We have an application that imports a large amount of files by splitting the data and sorting it. When running the JUnit test case, the whole process takes about 16 minutes.
Same test, done with mvn clean test -Dtest=MyTest
run in 34 minutes.
We are calling in to /bin/sort
to sort the files. The sort seems to be taking longer. I don't understand what is different.
Looking at IntelliJ it runs with
/Library/Java/JavaVirtualMachines/1.6.0_26-b03-383.jdk/Contents/Home/bin/java -Didea.launcher.port=7532 -Didea.launcher.bin.path=/Applications/IntelliJ IDEA 10.app/bin -Dfile.encoding=UTF-8 -classpath %classhpath% com.intellij.rt.execution.application.AppMain com.intellij.rt.execution.junit.JUnitStarter -ideVersion5 -junit4 xxx.IntTestImportProcess,testImportProcess
I am on OS X. All the classes are injected using Spring. What are some possible suggestions are theories at what is behind this performance gain in IntelliJ? The tests are identical. I can't share all of the code because there is just so much.

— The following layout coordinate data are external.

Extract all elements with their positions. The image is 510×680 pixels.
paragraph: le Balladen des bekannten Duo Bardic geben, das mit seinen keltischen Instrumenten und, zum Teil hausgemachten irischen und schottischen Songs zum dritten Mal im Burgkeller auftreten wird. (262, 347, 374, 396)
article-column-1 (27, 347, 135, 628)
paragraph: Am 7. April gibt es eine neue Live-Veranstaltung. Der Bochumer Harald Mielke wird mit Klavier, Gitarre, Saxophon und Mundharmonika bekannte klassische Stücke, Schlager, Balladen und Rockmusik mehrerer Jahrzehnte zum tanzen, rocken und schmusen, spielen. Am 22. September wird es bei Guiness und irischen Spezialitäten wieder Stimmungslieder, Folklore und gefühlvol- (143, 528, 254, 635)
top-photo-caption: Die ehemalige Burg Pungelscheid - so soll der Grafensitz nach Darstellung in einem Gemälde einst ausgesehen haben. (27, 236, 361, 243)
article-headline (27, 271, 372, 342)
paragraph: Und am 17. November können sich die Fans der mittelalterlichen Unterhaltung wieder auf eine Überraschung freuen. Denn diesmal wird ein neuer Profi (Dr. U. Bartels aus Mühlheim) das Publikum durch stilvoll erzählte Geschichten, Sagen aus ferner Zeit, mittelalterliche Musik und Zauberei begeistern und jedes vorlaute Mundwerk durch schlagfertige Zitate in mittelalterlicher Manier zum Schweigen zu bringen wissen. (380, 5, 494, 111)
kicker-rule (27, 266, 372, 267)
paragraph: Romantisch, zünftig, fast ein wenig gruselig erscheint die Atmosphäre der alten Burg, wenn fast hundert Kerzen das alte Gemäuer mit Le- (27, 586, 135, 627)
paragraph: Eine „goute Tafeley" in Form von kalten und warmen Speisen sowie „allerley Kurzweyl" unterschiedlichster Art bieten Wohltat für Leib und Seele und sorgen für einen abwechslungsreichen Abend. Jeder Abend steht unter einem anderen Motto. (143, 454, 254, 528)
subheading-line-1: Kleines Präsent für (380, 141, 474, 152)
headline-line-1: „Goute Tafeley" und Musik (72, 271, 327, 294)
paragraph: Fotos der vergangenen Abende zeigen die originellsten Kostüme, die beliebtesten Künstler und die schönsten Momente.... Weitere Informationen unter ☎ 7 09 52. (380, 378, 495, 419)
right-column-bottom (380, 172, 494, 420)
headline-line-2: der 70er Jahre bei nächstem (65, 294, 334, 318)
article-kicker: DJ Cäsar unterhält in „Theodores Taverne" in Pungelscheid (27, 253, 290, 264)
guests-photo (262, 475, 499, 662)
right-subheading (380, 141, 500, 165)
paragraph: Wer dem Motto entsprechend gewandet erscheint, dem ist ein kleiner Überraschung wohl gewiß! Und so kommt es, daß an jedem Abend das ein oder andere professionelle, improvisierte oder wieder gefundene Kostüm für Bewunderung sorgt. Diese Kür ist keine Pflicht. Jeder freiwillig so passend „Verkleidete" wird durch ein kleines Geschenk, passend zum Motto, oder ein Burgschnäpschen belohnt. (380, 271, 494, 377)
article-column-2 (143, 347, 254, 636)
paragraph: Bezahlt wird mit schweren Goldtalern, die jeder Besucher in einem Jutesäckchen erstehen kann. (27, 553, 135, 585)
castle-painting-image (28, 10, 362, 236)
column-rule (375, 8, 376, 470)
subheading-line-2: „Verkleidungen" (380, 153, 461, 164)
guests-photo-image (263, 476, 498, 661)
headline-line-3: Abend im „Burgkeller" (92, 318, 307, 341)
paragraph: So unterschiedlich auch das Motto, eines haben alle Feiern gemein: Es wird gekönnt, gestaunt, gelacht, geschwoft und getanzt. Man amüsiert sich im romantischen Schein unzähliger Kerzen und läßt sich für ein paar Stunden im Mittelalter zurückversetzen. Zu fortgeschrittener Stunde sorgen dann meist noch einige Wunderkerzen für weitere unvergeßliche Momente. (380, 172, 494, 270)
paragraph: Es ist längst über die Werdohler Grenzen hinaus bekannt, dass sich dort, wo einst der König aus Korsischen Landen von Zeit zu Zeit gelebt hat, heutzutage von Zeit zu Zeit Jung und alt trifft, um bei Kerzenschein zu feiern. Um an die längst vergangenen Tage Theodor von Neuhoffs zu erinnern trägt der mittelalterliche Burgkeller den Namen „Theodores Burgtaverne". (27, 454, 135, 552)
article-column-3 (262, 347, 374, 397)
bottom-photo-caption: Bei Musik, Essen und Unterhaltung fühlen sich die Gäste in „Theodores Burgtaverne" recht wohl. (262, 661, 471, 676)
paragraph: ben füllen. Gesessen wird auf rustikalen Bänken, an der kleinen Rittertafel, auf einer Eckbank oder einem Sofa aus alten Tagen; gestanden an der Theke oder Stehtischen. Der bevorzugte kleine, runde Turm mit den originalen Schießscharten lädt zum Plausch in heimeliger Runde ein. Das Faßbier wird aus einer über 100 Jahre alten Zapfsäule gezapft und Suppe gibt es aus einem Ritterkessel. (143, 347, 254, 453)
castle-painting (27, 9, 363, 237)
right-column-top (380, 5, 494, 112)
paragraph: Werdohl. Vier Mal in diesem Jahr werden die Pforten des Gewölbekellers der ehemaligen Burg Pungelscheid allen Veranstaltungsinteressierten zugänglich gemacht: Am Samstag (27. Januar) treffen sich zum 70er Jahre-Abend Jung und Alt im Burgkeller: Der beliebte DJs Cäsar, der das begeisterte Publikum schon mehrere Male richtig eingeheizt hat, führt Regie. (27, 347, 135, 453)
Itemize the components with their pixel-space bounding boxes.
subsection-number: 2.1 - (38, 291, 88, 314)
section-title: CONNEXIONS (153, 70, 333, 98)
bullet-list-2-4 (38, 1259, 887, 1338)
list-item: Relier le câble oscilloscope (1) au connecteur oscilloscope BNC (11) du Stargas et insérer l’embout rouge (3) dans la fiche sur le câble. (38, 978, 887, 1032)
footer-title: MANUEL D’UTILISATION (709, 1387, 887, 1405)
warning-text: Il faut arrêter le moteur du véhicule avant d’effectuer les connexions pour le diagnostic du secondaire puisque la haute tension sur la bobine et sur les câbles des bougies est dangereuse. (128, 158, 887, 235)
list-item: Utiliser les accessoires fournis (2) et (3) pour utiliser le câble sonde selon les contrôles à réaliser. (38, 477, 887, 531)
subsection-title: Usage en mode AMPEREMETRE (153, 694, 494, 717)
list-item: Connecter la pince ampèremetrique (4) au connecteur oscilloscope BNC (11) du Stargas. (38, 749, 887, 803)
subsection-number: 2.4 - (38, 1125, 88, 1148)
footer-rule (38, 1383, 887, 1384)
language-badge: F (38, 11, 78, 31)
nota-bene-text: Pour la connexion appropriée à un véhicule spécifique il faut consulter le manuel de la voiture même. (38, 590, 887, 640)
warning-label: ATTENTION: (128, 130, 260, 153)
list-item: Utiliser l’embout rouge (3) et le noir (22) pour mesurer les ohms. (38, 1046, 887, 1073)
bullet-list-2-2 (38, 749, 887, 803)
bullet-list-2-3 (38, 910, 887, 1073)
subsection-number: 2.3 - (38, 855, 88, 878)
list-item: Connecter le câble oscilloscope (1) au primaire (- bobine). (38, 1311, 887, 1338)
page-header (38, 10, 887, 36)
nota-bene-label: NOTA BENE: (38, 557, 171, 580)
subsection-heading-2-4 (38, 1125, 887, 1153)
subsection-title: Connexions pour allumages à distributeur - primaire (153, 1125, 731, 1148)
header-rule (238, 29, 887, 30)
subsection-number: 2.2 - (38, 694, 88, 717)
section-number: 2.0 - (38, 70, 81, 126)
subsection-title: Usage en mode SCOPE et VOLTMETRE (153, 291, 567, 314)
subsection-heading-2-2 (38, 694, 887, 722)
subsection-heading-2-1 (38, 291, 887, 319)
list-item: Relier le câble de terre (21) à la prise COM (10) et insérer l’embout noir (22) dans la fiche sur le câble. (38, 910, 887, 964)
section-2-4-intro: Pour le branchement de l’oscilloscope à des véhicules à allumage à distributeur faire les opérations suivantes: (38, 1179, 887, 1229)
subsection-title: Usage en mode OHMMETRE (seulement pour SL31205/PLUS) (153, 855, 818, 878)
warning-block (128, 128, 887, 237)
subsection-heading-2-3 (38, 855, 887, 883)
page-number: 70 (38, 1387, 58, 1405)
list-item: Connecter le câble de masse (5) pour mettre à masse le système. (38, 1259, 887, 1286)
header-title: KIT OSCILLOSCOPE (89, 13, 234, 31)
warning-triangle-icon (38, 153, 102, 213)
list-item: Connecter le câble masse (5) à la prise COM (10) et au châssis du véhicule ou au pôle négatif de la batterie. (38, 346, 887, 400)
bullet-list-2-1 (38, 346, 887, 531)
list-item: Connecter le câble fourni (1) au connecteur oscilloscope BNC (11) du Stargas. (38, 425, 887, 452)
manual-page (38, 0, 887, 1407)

But I can add any detail if requested.
Here is my main class and how I am running both.
public static void main(String... args) throws IOException {
if(args.length != 2) {
System.out.println("Usage: \n java -jar client.jar spring.xml data_file");
System.exit(1);
}
ApplicationContext applicationContext = new FileSystemXmlApplicationContext(args[0]);
PeriodFormatter formatter = new PeriodFormatterBuilder()
.appendMinutes()
.appendSuffix("minute", "minutes")
.appendSeparator(" and ")
.appendSeconds()
.appendSuffix("second", "seconds")
.toFormatter();
URI output = (URI) applicationContext.getBean("workingDirectory");
File dir = new File(output);
if(dir.exists()) {
Files.deleteDirectoryContents(dir.getCanonicalFile());
}
else {
dir.mkdirs();
}
ImportProcess importProcess = applicationContext.getBean(ImportProcess.class);
long start = System.currentTimeMillis();
File file = new File(args[1]);
importProcess.beginImport(file);
Period period = new Period(System.currentTimeMillis() - start); // in milliseconds
System.out.println(formatter.print(period.toPeriod()));
}
I have decided to remove JUnit and just use a main() method. The result are exactly the same. IntelliJ is again. Here is the crazy log.
With IntelliJ
DEBUG [ main] 2011-08-18 13:05:16,259 [er.DelimitedTextUnixDataSorter] Sorting file [/Users/amirraminfar/Desktop/import-process/usage]
DEBUG [ main] 2011-08-18 13:06:09,546 [er.DelimitedTextUnixDataSorter] Sorting file [/Users/amirraminfar/Desktop/import-process/customer]
With java -jar
DEBUG [ main] 2011-08-18 12:10:16,726 [er.DelimitedTextUnixDataSorter] Sorting file [/Users/amirraminfar/Desktop/import-process/usage]
DEBUG [ main] 2011-08-18 12:15:55,893 [er.DelimitedTextUnixDataSorter] Sorting file [/Users/amirraminfar/Desktop/import-process/customer]
The sort command is
sort -t' ' -f -k32,32f -k18,18f -k1,1n
As you can see above, sorting in Intellij take 1 minutes but in java -jar takes 5 minutes!
Update
I ran everything using /Library/Java/JavaVirtualMachines/1.6.0_26-b03-383.jdk/Contents/Home/bin/java
and the sorting still takes well over 5+ mins.